As for Jack Travis--yeah, he's irresistible. He's a mix of charm, determination, and realness that a woman can't overlook. Ella stood no chance. I'm glad she didn't, because they were made for each other. I don't go for that slick ladies man type, but you crafted Jack with a substance that goes beyond the charm and the playboy exterior to make him a fully realized character. I liked his confidence, and I liked that he also had vulnerabilities. Even though he'd been hurt in the past, he didn't hold back from Ella. He gave of himself deeply, and that's what I love in a man. He's not just saying what you want to hear. He's there to back up his words. His actions show where his heart is. Yeah, he played around in the past. In theory, that doesn't appeal to me in the slightest. But, on a realistic level, you take the good and the bad, the experiences that make a person who they are, and you love them for the unique creation that they have been made into by the experiences that have shaped them, along with their intrinsic core.
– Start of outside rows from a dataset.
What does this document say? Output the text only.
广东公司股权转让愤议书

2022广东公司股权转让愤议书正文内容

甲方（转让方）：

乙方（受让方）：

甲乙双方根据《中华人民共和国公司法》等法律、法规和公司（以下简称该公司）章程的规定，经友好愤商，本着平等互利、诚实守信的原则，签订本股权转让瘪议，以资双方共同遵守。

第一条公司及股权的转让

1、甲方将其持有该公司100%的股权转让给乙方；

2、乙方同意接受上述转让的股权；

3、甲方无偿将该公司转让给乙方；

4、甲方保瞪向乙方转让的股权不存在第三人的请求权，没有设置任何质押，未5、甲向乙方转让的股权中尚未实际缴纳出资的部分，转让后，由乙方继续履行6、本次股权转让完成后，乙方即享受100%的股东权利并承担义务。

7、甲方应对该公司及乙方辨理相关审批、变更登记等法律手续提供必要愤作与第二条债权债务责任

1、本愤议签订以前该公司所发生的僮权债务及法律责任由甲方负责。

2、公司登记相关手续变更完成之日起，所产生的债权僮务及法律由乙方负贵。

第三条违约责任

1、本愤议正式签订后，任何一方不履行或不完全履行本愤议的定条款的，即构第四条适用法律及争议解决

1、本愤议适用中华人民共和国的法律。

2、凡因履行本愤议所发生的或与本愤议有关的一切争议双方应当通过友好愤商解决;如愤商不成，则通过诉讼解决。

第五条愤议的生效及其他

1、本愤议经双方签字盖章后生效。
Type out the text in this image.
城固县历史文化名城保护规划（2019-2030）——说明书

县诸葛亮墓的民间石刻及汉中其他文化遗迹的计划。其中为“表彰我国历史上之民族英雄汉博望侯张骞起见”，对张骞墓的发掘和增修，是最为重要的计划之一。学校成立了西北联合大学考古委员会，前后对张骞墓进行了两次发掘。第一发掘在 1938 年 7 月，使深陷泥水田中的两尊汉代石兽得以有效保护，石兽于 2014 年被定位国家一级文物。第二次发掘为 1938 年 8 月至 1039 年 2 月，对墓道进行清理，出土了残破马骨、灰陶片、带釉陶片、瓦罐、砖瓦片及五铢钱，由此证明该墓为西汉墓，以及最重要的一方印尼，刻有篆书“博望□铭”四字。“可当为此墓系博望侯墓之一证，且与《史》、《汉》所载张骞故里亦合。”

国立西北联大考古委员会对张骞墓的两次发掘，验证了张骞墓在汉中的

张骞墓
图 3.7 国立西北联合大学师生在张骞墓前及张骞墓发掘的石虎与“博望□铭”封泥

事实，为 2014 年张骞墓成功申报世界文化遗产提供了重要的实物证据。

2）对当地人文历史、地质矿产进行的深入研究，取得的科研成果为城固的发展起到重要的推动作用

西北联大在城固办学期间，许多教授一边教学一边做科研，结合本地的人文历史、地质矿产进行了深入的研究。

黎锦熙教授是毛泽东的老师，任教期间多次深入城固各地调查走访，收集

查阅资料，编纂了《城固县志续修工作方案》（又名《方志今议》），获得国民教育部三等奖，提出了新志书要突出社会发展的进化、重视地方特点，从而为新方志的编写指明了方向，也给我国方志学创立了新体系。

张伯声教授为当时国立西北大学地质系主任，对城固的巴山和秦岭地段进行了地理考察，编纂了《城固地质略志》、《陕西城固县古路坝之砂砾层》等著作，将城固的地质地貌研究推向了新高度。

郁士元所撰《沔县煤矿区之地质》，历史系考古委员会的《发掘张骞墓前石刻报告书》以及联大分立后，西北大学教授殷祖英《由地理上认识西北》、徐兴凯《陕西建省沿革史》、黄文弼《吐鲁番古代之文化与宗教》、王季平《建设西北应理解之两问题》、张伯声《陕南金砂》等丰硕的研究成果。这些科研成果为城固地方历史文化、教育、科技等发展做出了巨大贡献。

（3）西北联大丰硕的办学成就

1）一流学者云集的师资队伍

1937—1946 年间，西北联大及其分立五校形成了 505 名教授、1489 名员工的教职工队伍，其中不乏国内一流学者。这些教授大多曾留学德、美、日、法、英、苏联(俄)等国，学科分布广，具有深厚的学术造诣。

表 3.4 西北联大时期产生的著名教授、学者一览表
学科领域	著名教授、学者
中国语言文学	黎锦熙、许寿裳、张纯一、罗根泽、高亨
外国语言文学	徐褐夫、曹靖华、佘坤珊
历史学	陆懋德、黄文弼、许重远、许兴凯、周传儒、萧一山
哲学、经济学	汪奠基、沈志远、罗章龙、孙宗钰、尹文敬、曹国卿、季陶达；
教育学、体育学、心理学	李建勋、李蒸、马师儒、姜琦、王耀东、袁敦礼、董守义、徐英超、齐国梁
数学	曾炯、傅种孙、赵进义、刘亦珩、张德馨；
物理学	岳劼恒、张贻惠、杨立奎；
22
That was my long, drawn-out way of saying that I loved Jack for who he was in this story, and that was a complex mix that worked very well for this story. He needed to be that man to be the right man for Ella. Yes, I can see why Jack is a favorite of many of your fans. I still love Hardy the best out of this series. I just do. Hardy....that man makes me sigh. But Jack....he ain't the slightest bit shabby!
I was surprised at the fact that I think I love Ella even more than Jack. It helps that I walked around in her skin in this book. I told you earlier that I felt a lot of identification with her, not on a superficial level. But on a deeper level, in the arena of the psyche. It was cathartic to see her work through her issues, and gave me something to think about. I loved the way she loved Luke, and I loved the way she loved Jack. I loved that she was a loyal sister and a patient daughter to a very difficult mother who needed that kind of love from her daughter. I liked that she picked herself from the ashes of a troubled childhood, and made a good life for herself, and sought mental and emotional wholeness. If she hadn't started that before she ever met Jack and Luke, then those relationships wouldn't have had the same hopeful resolution. I'm glad that's not the case.
Once again, you've given me a great read, and hours of pleasure, but also a read that engaged me fully. Thanks again, Ms. Kleypas!